2. How do I push back on unsafe or stupid tech without being labeled difficult?
Anchor everything in patient safety, workflow impact, and metrics they care about. “This alert fires so often that we’re ignoring it; that undermines safety. If we adjusted criteria, we’d cut noise by half and still catch high-risk cases.” Put your concerns in email or committee notes, not just hallway rants. Offer alternatives. The docs who say “no” with data and suggestions are respected. The ones who just say “no” in public get marginalized.
3. Is it worth getting involved in tech committees or is that a career distraction?
If you’re in your first 1–3 years out, pick one focused role, not five. Join an EHR optimization group, telehealth committee, or digital front door team—something tightly linked to daily workflow. It raises your profile, teaches you the language of the people who control resources, and protects you from being seen as “just another clinician who doesn’t understand operations.” Just be disciplined: clear scope, clear time commitment, and you renegotiate if it creeps.
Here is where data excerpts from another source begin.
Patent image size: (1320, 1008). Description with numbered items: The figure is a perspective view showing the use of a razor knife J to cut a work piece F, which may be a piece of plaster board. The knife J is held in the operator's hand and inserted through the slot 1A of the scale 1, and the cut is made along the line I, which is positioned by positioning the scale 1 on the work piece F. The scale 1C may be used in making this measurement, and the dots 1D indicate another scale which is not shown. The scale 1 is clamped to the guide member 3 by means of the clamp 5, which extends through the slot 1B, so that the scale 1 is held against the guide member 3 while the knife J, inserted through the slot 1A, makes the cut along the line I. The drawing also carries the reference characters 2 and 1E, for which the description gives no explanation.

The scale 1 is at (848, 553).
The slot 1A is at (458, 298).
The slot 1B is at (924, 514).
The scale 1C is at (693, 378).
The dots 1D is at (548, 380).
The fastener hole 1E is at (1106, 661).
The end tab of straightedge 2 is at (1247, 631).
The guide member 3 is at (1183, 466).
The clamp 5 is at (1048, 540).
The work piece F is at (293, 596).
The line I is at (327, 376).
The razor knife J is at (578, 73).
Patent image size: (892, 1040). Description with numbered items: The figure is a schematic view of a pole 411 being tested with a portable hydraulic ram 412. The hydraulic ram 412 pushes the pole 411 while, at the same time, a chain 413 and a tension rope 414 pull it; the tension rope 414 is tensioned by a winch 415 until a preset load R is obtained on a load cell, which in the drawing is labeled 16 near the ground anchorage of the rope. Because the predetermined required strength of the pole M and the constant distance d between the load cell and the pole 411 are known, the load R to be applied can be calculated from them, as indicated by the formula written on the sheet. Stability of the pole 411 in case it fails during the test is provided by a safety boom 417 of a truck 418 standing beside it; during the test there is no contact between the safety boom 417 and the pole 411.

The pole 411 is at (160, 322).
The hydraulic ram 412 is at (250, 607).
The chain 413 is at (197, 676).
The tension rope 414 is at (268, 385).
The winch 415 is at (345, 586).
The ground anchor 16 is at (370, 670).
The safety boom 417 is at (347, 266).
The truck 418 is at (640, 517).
The physicians who balance clinical work with one visible tech-adoption lane end up with more options, not fewer.
Key points to keep in your pocket:
- Admins quietly rank you on how you use their tech stack, not just how you care for patients.
- You don’t need to love every tool, but you do need a visible pattern of being “trainable,” pragmatic, and constructive.
- One strong, visible area of tech competence buys you leverage, protection, and a seat at the real decision-making table.